Dismissing an individual for making a protected disclosure (“blowing the whistle”) about alleged wrongdoing at work is automatically unfair. Even if the employee later turns out to have been mistaken, provided they had a reasonable belief they will be protected (Babula v Waltham Forest College [2007] EWCA Civ 174).

To be protected, the disclosure must be made “in the public interest”. This new public interest test was added in 2013. At the same time, the law was changed so that it is no longer necessary to demonstrate “good faith” in order to bring a claim. A claim can now be brought even if the whistleblower is motivated by malice. However, an absence of good faith can result in compensation being cut by up to 25%.

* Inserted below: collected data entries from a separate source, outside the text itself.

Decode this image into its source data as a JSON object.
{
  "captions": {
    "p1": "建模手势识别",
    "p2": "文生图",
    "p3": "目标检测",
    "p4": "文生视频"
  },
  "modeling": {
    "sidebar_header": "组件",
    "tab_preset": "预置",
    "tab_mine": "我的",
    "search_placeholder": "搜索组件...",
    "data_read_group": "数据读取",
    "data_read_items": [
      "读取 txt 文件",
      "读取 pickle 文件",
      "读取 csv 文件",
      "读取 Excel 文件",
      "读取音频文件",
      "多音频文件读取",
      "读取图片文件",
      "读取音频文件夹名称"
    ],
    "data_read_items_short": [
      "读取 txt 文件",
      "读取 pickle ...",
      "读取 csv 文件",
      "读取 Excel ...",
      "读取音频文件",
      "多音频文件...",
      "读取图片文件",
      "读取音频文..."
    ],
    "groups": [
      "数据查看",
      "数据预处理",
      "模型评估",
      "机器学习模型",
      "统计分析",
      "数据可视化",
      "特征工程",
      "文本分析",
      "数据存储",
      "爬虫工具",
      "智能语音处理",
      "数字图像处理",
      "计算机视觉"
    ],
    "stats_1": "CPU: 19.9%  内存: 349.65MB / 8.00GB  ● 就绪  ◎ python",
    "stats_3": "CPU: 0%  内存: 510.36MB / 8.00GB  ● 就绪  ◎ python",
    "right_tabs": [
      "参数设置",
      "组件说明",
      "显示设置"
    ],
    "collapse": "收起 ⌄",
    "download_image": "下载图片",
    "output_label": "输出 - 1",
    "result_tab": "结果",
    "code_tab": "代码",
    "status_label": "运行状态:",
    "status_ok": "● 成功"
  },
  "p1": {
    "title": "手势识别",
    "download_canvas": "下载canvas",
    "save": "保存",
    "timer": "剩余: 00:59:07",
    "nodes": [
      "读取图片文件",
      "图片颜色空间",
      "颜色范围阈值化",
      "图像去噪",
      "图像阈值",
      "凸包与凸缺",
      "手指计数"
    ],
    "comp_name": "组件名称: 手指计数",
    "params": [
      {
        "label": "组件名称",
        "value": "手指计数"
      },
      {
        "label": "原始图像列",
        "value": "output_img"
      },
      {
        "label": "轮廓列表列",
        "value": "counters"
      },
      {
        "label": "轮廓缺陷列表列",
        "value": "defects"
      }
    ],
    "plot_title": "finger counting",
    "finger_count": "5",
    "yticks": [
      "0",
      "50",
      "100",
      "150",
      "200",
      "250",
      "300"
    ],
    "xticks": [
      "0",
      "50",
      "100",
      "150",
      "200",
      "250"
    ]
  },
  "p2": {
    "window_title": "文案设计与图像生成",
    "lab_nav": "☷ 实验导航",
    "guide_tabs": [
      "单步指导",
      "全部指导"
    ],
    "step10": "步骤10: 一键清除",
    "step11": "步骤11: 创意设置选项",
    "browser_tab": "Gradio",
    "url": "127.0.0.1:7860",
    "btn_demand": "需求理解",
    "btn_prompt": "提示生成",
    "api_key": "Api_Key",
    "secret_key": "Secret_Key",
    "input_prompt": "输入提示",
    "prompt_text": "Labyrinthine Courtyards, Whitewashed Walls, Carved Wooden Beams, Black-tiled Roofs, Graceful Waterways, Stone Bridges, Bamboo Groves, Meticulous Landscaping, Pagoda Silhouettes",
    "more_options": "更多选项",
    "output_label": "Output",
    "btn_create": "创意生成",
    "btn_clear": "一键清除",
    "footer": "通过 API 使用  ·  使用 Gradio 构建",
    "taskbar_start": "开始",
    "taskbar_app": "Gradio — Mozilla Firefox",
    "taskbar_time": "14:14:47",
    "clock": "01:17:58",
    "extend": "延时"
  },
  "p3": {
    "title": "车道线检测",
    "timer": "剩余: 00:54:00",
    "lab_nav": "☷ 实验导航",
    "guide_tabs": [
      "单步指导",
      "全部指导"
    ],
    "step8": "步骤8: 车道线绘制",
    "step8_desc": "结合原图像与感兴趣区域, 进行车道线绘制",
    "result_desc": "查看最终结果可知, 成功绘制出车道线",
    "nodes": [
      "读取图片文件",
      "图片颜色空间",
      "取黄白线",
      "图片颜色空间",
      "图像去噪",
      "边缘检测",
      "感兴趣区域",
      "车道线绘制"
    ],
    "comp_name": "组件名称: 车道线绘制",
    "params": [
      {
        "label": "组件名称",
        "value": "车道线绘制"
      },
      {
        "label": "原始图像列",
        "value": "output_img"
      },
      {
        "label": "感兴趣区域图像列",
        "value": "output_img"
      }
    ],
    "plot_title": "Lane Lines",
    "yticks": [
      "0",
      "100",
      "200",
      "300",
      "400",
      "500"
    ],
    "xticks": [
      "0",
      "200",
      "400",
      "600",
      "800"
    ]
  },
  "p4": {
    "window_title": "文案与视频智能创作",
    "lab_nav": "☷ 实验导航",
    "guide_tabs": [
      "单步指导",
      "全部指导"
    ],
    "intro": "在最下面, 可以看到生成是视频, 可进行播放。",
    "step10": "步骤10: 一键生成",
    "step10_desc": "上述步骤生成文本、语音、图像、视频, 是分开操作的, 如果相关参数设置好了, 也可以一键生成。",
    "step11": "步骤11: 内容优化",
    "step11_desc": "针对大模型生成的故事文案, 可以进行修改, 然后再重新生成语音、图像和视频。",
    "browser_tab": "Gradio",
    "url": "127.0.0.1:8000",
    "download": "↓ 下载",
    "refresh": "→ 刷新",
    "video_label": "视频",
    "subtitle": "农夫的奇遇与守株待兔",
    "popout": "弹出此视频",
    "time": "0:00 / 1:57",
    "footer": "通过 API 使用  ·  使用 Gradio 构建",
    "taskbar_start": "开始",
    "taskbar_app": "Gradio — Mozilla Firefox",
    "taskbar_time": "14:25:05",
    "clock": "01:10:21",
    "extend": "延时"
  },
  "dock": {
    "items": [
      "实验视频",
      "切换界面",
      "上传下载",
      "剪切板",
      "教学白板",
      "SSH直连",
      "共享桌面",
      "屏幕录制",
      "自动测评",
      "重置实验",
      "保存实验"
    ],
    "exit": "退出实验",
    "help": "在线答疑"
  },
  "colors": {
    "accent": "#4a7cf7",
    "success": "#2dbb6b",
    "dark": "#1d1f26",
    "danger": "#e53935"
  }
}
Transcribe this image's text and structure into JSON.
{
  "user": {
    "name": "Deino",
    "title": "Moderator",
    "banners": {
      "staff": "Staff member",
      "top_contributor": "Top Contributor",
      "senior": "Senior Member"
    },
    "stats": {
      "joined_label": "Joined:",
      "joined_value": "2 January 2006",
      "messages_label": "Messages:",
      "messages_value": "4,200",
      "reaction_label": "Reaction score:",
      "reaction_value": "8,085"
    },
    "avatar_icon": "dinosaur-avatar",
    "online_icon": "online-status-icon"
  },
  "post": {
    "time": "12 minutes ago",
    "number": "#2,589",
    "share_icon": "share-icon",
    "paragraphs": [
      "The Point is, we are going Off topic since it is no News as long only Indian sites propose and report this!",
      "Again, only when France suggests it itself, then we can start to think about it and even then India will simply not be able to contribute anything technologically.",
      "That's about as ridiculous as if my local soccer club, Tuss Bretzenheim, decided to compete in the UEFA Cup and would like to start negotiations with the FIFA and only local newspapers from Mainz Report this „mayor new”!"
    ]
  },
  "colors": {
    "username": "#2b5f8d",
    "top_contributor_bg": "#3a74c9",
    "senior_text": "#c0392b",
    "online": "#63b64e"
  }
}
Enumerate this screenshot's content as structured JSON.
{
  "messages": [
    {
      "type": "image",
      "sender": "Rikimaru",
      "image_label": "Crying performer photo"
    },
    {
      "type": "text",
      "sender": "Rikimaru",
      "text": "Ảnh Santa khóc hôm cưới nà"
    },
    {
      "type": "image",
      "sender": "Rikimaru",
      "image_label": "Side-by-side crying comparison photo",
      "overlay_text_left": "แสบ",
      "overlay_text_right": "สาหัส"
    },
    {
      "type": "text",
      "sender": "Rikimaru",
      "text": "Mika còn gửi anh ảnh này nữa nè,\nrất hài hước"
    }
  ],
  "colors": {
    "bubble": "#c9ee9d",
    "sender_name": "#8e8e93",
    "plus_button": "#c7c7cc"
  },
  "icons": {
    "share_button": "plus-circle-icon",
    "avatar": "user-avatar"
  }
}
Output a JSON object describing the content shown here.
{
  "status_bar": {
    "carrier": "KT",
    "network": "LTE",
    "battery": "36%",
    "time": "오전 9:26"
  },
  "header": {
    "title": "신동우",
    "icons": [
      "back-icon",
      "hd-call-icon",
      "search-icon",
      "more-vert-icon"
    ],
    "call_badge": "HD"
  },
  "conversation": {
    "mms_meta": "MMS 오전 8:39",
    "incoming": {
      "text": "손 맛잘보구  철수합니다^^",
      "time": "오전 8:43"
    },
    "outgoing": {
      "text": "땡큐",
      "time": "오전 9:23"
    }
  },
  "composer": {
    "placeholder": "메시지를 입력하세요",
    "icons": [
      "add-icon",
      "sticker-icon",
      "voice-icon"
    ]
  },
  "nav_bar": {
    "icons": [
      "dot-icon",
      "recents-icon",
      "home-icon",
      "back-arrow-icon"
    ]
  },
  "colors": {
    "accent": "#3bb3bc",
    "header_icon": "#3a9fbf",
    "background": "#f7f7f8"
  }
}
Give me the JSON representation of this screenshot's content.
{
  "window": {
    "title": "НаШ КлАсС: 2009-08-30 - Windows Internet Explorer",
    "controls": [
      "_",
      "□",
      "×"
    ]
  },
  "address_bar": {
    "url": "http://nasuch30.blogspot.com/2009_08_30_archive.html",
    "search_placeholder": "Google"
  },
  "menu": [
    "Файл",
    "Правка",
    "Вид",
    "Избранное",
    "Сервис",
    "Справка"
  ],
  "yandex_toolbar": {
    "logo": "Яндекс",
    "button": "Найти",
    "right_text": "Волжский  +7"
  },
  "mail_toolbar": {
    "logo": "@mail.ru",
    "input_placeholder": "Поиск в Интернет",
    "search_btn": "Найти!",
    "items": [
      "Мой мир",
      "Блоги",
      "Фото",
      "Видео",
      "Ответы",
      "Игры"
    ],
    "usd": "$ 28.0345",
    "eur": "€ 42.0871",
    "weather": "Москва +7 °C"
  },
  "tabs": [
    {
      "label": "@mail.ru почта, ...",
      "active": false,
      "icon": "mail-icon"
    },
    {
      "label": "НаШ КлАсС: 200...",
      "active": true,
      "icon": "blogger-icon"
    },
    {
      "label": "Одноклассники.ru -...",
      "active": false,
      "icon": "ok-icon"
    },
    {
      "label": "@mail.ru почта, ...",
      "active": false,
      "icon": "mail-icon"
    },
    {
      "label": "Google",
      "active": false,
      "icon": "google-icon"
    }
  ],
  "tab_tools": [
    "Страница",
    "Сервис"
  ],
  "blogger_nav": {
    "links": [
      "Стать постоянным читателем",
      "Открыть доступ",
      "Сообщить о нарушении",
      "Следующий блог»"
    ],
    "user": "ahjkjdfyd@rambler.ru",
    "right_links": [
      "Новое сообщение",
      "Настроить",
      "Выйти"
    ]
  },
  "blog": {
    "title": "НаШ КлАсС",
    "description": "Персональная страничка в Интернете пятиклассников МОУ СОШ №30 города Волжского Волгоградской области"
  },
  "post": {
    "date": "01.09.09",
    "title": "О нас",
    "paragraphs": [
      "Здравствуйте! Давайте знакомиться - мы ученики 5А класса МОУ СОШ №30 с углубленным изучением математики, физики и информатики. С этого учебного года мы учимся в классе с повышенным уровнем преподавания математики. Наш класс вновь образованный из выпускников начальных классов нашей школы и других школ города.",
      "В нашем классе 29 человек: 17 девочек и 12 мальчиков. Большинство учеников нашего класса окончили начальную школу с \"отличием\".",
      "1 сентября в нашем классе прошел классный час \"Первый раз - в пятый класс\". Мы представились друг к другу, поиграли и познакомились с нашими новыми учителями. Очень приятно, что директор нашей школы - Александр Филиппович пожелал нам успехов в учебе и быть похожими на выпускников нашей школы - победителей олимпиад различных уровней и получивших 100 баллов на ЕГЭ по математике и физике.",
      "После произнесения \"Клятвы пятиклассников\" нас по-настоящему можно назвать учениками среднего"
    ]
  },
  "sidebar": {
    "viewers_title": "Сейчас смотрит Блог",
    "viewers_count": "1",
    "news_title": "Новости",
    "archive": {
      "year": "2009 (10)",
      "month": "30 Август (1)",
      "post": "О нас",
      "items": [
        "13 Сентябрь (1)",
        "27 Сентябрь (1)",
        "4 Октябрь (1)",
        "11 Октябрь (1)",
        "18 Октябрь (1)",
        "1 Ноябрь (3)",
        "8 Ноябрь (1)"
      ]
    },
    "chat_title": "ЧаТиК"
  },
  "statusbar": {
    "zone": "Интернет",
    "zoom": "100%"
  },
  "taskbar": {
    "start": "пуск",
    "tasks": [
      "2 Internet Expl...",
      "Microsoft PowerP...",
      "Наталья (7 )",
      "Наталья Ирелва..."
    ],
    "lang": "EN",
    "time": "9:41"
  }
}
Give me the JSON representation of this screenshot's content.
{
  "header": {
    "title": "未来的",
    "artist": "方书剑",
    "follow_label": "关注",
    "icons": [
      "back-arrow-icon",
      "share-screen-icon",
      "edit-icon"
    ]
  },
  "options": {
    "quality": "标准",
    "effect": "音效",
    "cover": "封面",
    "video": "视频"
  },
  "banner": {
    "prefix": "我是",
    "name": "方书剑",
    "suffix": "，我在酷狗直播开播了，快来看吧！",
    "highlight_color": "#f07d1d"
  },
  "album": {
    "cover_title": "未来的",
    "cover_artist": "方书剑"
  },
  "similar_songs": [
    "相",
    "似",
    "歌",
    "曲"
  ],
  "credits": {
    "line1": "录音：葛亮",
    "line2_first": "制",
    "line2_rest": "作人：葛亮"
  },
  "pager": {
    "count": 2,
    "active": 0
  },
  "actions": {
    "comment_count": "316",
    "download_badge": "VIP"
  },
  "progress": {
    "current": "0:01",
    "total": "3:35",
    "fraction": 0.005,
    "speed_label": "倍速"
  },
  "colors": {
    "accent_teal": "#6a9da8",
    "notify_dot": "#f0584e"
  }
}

Interim relief is available for whistleblowing claims. A claim for interim relief must be brought within seven days.

The Public Interest Disclosure Act 1998 (PIDA), which regulates whistleblowing, contains complicated rules on who is protected and who to disclose the information to. Anyone considering “blowing the whistle” should first get some expert confidential advice. One of the best sources is expert charity Public Concern at Work (www.pcaw.org.uk). They operate a Whistleblowing Advice Line: 020 7404 6609.

Compensation in whistleblowing cases can include an award for injury to feelings.